Wed, Mar 09|
Online - Persimmon and Frog: The Story of Sumi Artist Fumiko Kimura
Speaker: David Berger, Author Special Guest: Fumiko Kimura, Artist Sponsored by the Redmond Historical Society and the Redmond Library
Time & Location
Mar 09, 2022, 7:00 PM – 8:30 PM
About the Event
Written intimately and in the first person, Persimmon and Frog, My Life and Art, a Kibei-Nisei’s Story of Self-Discovery reveals a less familiar story from World War II. Born in America to immigrant farmers, Fumiko Kimura was visiting Japan as a 10-year-old when the US entered the war.

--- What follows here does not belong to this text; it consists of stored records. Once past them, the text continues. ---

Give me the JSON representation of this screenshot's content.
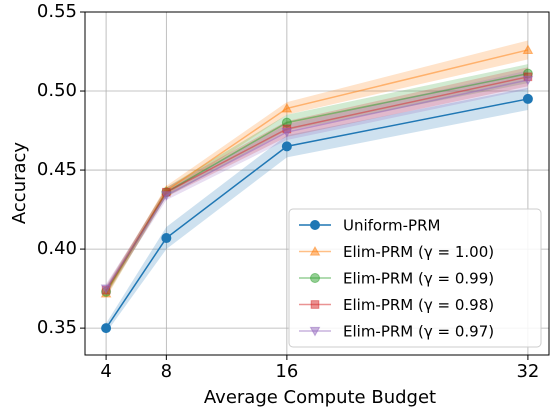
{
  "chart_data": {
    "type": "line",
    "x_label": "Average Compute Budget",
    "y_label": "Accuracy",
    "x": [
      4,
      8,
      16,
      32
    ],
    "xlim": [
      2.6,
      33.4
    ],
    "xticks": [
      4,
      8,
      16,
      32
    ],
    "ylim": [
      0.333,
      0.55
    ],
    "yticks": [
      {
        "value": 0.35,
        "label": "0.35"
      },
      {
        "value": 0.4,
        "label": "0.40"
      },
      {
        "value": 0.45,
        "label": "0.45"
      },
      {
        "value": 0.5,
        "label": "0.50"
      },
      {
        "value": 0.55,
        "label": "0.55"
      }
    ],
    "grid": true,
    "legend": "lower right",
    "series": [
      {
        "name": "Uniform-PRM",
        "color": "#1f77b4",
        "marker": "circle",
        "values": [
          0.35,
          0.407,
          0.465,
          0.495
        ],
        "err": [
          0.003,
          0.007,
          0.007,
          0.007
        ]
      },
      {
        "name": "Elim-PRM (γ = 1.00)",
        "color": "#ff7f0e",
        "marker": "triangle-up",
        "values": [
          0.372,
          0.437,
          0.489,
          0.526
        ],
        "err": [
          0.003,
          0.003,
          0.004,
          0.006
        ]
      },
      {
        "name": "Elim-PRM (γ = 0.99)",
        "color": "#2ca02c",
        "marker": "circle",
        "values": [
          0.373,
          0.436,
          0.48,
          0.511
        ],
        "err": [
          0.003,
          0.003,
          0.005,
          0.006
        ]
      },
      {
        "name": "Elim-PRM (γ = 0.98)",
        "color": "#d62728",
        "marker": "square",
        "values": [
          0.374,
          0.436,
          0.476,
          0.509
        ],
        "err": [
          0.003,
          0.003,
          0.005,
          0.006
        ]
      },
      {
        "name": "Elim-PRM (γ = 0.97)",
        "color": "#9467bd",
        "marker": "triangle-down",
        "values": [
          0.375,
          0.434,
          0.474,
          0.507
        ],
        "err": [
          0.003,
          0.003,
          0.005,
          0.006
        ]
      }
    ]
  }
}
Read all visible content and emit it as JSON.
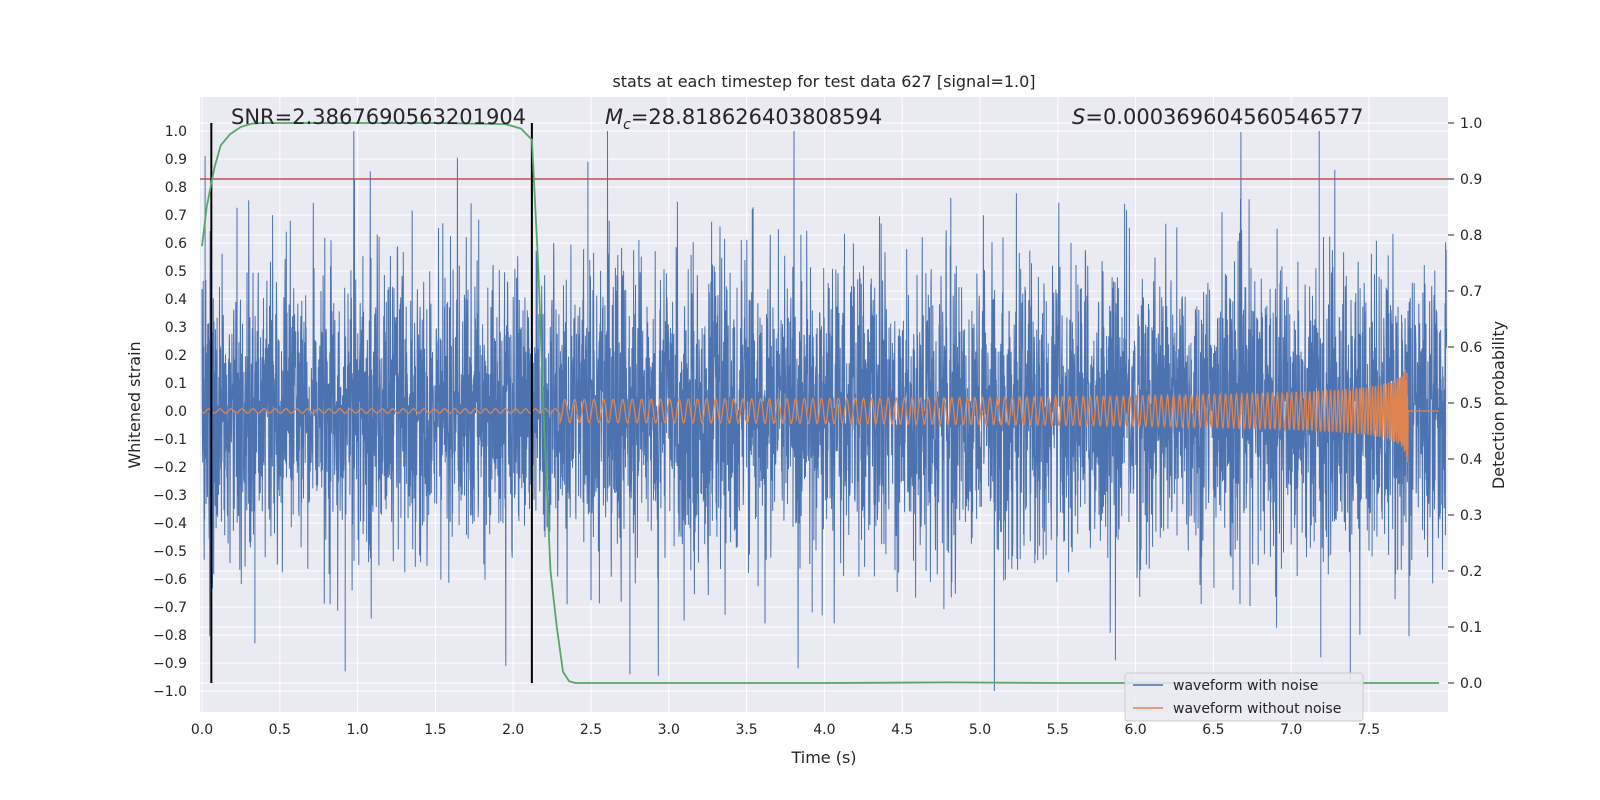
{
  "chart_data": {
    "type": "line",
    "title": "stats at each timestep for test data 627 [signal=1.0]",
    "xlabel": "Time (s)",
    "ylabel_left": "Whitened strain",
    "ylabel_right": "Detection probability",
    "xlim": [
      0.0,
      8.0
    ],
    "ylim_left": [
      -1.05,
      1.05
    ],
    "ylim_right": [
      -0.045,
      1.045
    ],
    "x_ticks": [
      "0.0",
      "0.5",
      "1.0",
      "1.5",
      "2.0",
      "2.5",
      "3.0",
      "3.5",
      "4.0",
      "4.5",
      "5.0",
      "5.5",
      "6.0",
      "6.5",
      "7.0",
      "7.5"
    ],
    "y_ticks_left": [
      "1.0",
      "0.9",
      "0.8",
      "0.7",
      "0.6",
      "0.5",
      "0.4",
      "0.3",
      "0.2",
      "0.1",
      "0.0",
      "-0.1",
      "-0.2",
      "-0.3",
      "-0.4",
      "-0.5",
      "-0.6",
      "-0.7",
      "-0.8",
      "-0.9",
      "-1.0"
    ],
    "y_ticks_right": [
      "1.0",
      "0.9",
      "0.8",
      "0.7",
      "0.6",
      "0.5",
      "0.4",
      "0.3",
      "0.2",
      "0.1",
      "0.0"
    ],
    "grid": true,
    "annotations": {
      "snr": "SNR=2.3867690563201904",
      "mc_symbol": "M",
      "mc_sub": "c",
      "mc_value": "=28.818626403808594",
      "s_symbol": "S",
      "s_value": "=0.000369604560546577"
    },
    "threshold_line": {
      "axis": "right",
      "y": 0.9,
      "color": "#c44e52"
    },
    "vertical_markers": {
      "x": [
        0.06,
        2.12
      ],
      "color": "#000000"
    },
    "series": [
      {
        "name": "waveform with noise",
        "color": "#4c72b0",
        "kind": "noise",
        "axis": "left",
        "amplitude_envelope": 0.62,
        "notable_peaks": [
          {
            "x": 0.02,
            "y": 0.91
          },
          {
            "x": 0.98,
            "y": 0.83
          },
          {
            "x": 2.48,
            "y": 0.89
          },
          {
            "x": 7.18,
            "y": 1.0
          },
          {
            "x": 0.92,
            "y": -0.93
          },
          {
            "x": 2.75,
            "y": -0.94
          },
          {
            "x": 7.38,
            "y": -0.96
          },
          {
            "x": 0.34,
            "y": -0.83
          },
          {
            "x": 5.87,
            "y": -0.89
          },
          {
            "x": 7.19,
            "y": -0.88
          }
        ]
      },
      {
        "name": "waveform without noise",
        "color": "#dd8452",
        "kind": "chirp",
        "axis": "left",
        "t_merge": 7.75,
        "peak_amplitude": 0.19
      },
      {
        "name": "detection probability",
        "color": "#55a868",
        "kind": "line",
        "axis": "right",
        "x": [
          0.0,
          0.03,
          0.08,
          0.12,
          0.18,
          0.25,
          0.32,
          0.4,
          0.5,
          1.0,
          1.5,
          1.95,
          2.05,
          2.12,
          2.16,
          2.2,
          2.24,
          2.28,
          2.32,
          2.36,
          2.4,
          3.0,
          4.0,
          4.8,
          5.5,
          6.0,
          6.5,
          7.0,
          7.5,
          7.95
        ],
        "y": [
          0.78,
          0.85,
          0.92,
          0.96,
          0.98,
          0.993,
          0.999,
          1.0,
          1.0,
          1.0,
          1.0,
          0.998,
          0.99,
          0.97,
          0.75,
          0.45,
          0.2,
          0.1,
          0.02,
          0.003,
          0.0,
          0.0,
          0.0,
          0.001,
          0.0,
          0.0,
          0.0,
          0.0,
          0.0,
          0.0
        ]
      }
    ],
    "legend": {
      "placement": "lower-right",
      "entries": [
        "waveform with noise",
        "waveform without noise"
      ]
    }
  }
}
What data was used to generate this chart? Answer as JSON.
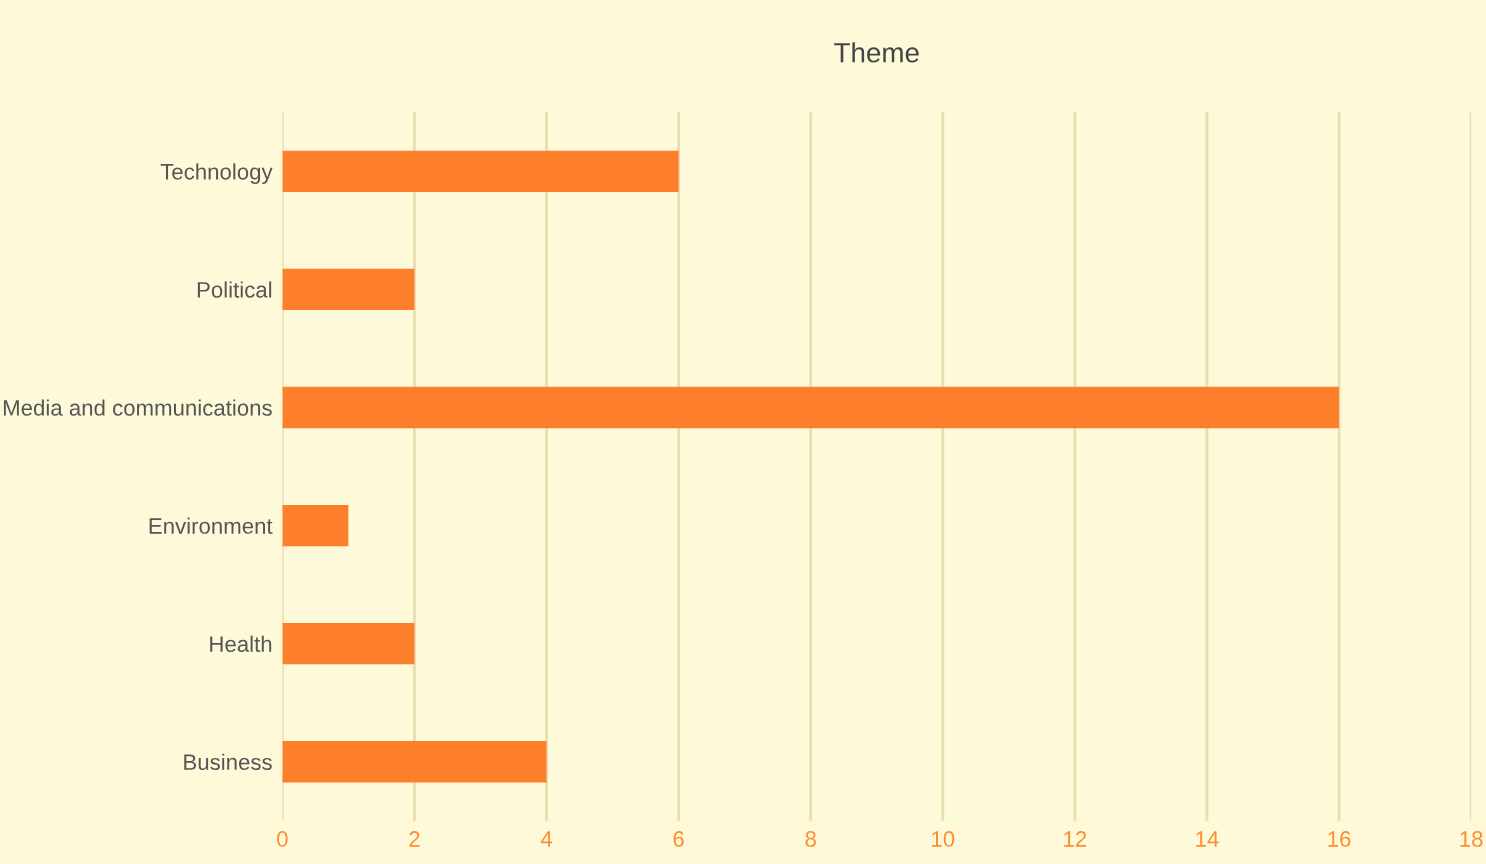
{
  "chart_data": {
    "type": "bar",
    "orientation": "horizontal",
    "title": "Theme",
    "categories": [
      "Technology",
      "Political",
      "Media and communications",
      "Environment",
      "Health",
      "Business"
    ],
    "values": [
      6,
      2,
      16,
      1,
      2,
      4
    ],
    "color": "#fd7f2b",
    "xlim": [
      0,
      18
    ],
    "xticks": [
      0,
      2,
      4,
      6,
      8,
      10,
      12,
      14,
      16,
      18
    ],
    "grid": "x",
    "legend": false
  }
}
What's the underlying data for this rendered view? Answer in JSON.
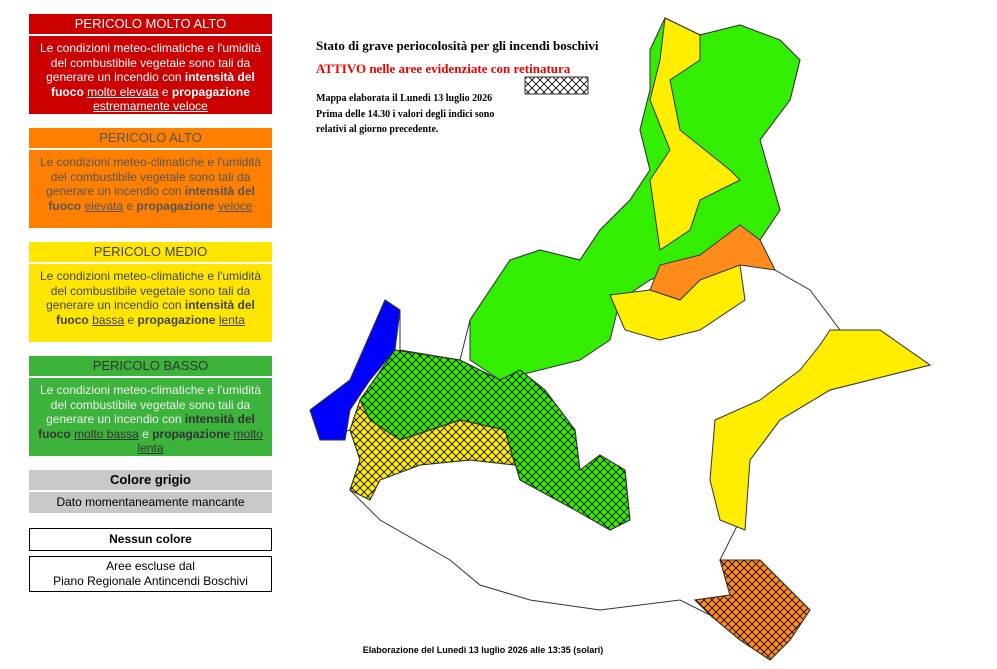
{
  "legend": [
    {
      "title": "PERICOLO MOLTO ALTO",
      "text": "Le condizioni meteo-climatiche e l'umidità del combustibile vegetale sono tali da generare un incendio con",
      "intensity_label": "intensità del fuoco",
      "intensity": "molto elevata",
      "conj": "e",
      "propagation_label": "propagazione",
      "propagation": "estremamente veloce"
    },
    {
      "title": "PERICOLO ALTO",
      "text": "Le condizioni meteo-climatiche e l'umidità del combustibile vegetale sono tali da generare un incendio con",
      "intensity_label": "intensità del fuoco",
      "intensity": "elevata",
      "conj": "e",
      "propagation_label": "propagazione",
      "propagation": "veloce"
    },
    {
      "title": "PERICOLO MEDIO",
      "text": "Le condizioni meteo-climatiche e l'umidità del combustibile vegetale sono tali da generare un incendio con",
      "intensity_label": "intensità del fuoco",
      "intensity": "bassa",
      "conj": "e",
      "propagation_label": "propagazione",
      "propagation": "lenta"
    },
    {
      "title": "PERICOLO BASSO",
      "text": "Le condizioni meteo-climatiche e l'umidità del combustibile vegetale sono tali da generare un incendio con",
      "intensity_label": "intensità del fuoco",
      "intensity": "molto bassa",
      "conj": "e",
      "propagation_label": "propagazione",
      "propagation": "molto lenta"
    }
  ],
  "grey": {
    "title": "Colore grigio",
    "text": "Dato momentaneamente mancante"
  },
  "none": {
    "title": "Nessun colore",
    "text": [
      "Aree escluse dal",
      "Piano Regionale Antincendi Boschivi"
    ]
  },
  "map": {
    "title": "Stato di grave periocolosità per gli incendi boschivi",
    "status": "ATTIVO nelle aree evidenziate con retinatura",
    "note": [
      "Mappa elaborata il Lunedì 13 luglio 2026",
      "Prima delle 14.30 i valori degli indici sono",
      "relativi al giorno precedente."
    ],
    "footer": "Elaborazione del Lunedì 13 luglio 2026 alle 13:35 (solari)"
  }
}
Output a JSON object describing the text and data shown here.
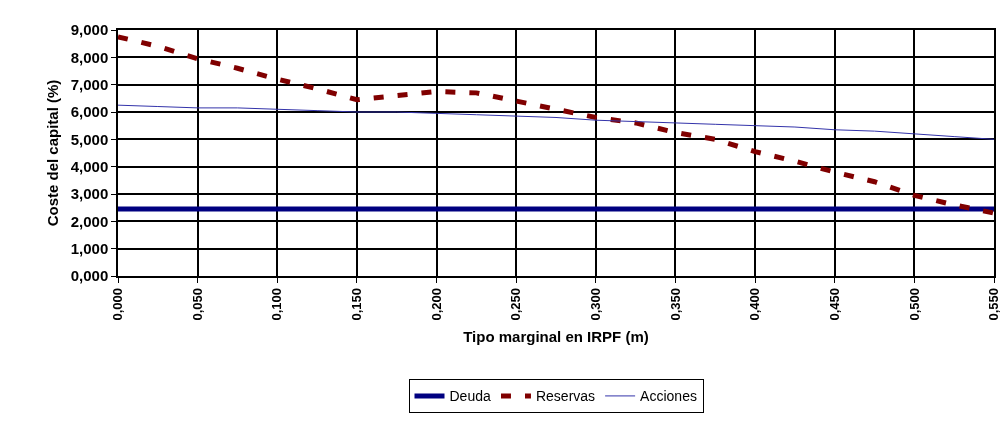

She was stranded in Japan and spent her preteen and adolescent years in that foreign country, an American who looked completely Japanese. She went to school, absorbing Japanese aesthetics and the solace of art making. After the war, Kimura returned to the US. Relearning English, she graduated college and became a research chemist. In her forties, married with a family, she left that career and pursued her passion for painting with watercolor, sumi ink, and acrylics. She studied Western art at university, but later focused on the Japanese brush and ink on paper. She would eventually help found Puget Sound Sumi Artists. Kimura is now an influential and respected artistic figure in the Pacific Northwest, and she continues to paint and exhibit. Part memoir and part artistic survey, this book takes Kimura’s writings, diaries, and interviews, and traces her artistic development from early watercolors of Tacoma’s industrial waterfront to recent calligraphic paintings that poignantly engage Eastern and Western influences. The book deftly profiles both her personal life and artistic aspirations, telling a story of profound resilience, independence, and artistic accomplishment.
David Berger is an author, visual artist, and poet, and was visual arts critic at The Seattle Times. In addition to Persimmon and Frog: My Life and Art (Chin Music Press, 2020), about Fumiko Kimura, he wrote Razor Clams: Buried Treasure of the Pacific Northwest (University of Washington Press, 2017). He lives in Seattle.